Meinung| C. Raja Mohan schreibt: Zwei Jahrzehnte nach 9/11 bleibt der Nationalstaat robust

In gewisser Weise wurden die Folgen des 11. Septembers also kein Krieg zwischen dem Islam und dem Westen, sondern Staaten aller Art und radikal-islamischen Gruppen, deren Spielbuch nach dem 11. September geprägt wurde. Obwohl Indien ein Hauptziel war, hat es den Sturm relativ gut überstanden, denn die Demokratie bot ein Sicherheitsventil und eine Impfung gegen die Versuchungen des apokalyptischen Terrorismus. Die größte Herausforderung bestand in der Unterstützung grenzüberschreitender Gewalt in Pakistan. Länder wie Pakistan spielten auf spektakuläre Weise beide Seiten des Arguments aus und positionierten sich als unverzichtbare Verbündete des Westens, während sie ihr Bestes taten, um ein für den Terrorismus günstiges Umfeld zu schaffen.

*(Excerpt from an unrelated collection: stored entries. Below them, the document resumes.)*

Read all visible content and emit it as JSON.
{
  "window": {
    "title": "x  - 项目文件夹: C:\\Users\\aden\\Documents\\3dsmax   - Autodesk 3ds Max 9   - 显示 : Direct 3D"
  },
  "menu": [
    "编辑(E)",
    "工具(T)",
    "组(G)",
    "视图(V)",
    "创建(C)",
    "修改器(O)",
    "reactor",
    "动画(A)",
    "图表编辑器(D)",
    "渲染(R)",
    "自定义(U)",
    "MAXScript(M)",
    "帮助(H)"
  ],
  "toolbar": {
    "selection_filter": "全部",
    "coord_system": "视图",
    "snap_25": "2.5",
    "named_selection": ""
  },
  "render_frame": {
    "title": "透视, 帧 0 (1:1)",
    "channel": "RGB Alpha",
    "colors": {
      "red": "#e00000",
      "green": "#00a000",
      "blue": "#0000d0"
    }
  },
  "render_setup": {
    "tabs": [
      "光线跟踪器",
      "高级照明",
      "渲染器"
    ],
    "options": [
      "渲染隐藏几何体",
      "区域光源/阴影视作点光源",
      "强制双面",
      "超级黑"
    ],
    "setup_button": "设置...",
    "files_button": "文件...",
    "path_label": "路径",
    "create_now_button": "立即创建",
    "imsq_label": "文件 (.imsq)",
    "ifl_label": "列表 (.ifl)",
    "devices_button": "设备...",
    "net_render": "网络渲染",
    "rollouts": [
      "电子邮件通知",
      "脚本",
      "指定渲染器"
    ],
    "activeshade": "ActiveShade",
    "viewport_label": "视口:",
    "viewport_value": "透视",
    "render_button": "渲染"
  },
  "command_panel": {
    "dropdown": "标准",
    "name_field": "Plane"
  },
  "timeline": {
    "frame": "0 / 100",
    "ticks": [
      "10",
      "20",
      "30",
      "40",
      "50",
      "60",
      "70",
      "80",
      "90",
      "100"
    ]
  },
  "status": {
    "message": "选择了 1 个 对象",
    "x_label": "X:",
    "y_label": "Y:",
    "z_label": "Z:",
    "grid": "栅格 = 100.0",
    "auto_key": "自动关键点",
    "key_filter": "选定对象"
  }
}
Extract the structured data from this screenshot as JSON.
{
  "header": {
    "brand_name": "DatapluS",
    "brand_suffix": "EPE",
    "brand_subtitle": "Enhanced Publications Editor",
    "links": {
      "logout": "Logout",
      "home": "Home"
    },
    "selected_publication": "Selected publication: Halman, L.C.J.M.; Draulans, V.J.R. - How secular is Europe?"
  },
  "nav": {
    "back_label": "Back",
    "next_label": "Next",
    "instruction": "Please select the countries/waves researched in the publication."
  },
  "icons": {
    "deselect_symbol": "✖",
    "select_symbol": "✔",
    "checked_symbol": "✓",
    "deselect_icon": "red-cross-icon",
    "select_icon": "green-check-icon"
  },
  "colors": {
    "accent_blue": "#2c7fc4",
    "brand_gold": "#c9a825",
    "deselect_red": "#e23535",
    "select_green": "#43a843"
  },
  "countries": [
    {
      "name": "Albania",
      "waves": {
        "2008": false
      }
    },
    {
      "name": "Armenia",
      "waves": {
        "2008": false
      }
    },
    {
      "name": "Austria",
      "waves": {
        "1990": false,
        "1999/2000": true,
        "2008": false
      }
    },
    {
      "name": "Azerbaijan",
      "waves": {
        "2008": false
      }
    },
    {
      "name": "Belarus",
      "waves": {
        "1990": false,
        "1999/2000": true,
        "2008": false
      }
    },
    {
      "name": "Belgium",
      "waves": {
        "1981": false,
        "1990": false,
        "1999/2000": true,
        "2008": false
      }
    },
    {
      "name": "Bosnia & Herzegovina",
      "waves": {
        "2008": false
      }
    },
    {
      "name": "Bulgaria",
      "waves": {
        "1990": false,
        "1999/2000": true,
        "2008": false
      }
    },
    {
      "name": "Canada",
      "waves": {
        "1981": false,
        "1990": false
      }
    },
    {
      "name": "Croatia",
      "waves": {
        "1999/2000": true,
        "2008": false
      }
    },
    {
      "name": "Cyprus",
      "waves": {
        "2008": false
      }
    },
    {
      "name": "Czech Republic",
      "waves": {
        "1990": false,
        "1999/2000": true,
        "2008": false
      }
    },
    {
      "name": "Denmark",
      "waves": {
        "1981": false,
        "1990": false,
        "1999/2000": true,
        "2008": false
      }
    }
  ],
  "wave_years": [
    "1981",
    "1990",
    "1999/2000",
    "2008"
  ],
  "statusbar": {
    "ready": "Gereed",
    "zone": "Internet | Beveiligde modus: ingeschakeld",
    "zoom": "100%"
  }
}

In gewisser Hinsicht begleiten uns die Zwillingskrisen, die 9/11 ausgelöst hat, die Krise der liberalen Staatskunst und die Krise der Autorität von Saudi-Arabien bis Afghanistan. Biden möchte glauben, dass der US-Abzug aus Afghanistan helfen könnte, die erste Krise abzumildern. Doch der Sieg der Taliban am 20. Jahrestag des 11. Septembers dürfte beide Krisen politisch verschärfen. Sie wird den Machtstreit in einer Reihe von Staaten vertiefen und Fundamentalisten Mut machen. Kritiker des Liberalismus werden seine scheinbare Unfähigkeit aufgreifen, die Taliban zurückzudrängen. Innerstaatliche Spaltungen innerhalb von Demokratien werden eine kohärente Reaktion wahrscheinlich erschweren. Während alle etablierten Staaten die destabilisierenden Auswirkungen des transnationalen Terrorismus fürchten, werden sie auch versucht sein, in unruhigen Gewässern zu fischen und sich zuerst abzusichern. Daher ist auch eine kohärente internationale Reaktion unwahrscheinlich. Zwanzig Jahre und Hunderttausende von Leben später sind wir wieder da, wo wir angefangen haben: Im Griff einer Angst, mit der wir politisch immer noch nicht umgehen können.

Diese Kolumne erschien erstmals am 11. September 2021 in der Printausgabe unter dem Titel „Zwei weitere Türme, die gefallen sind“. Der Autor ist Mitherausgeber von The Indian Express.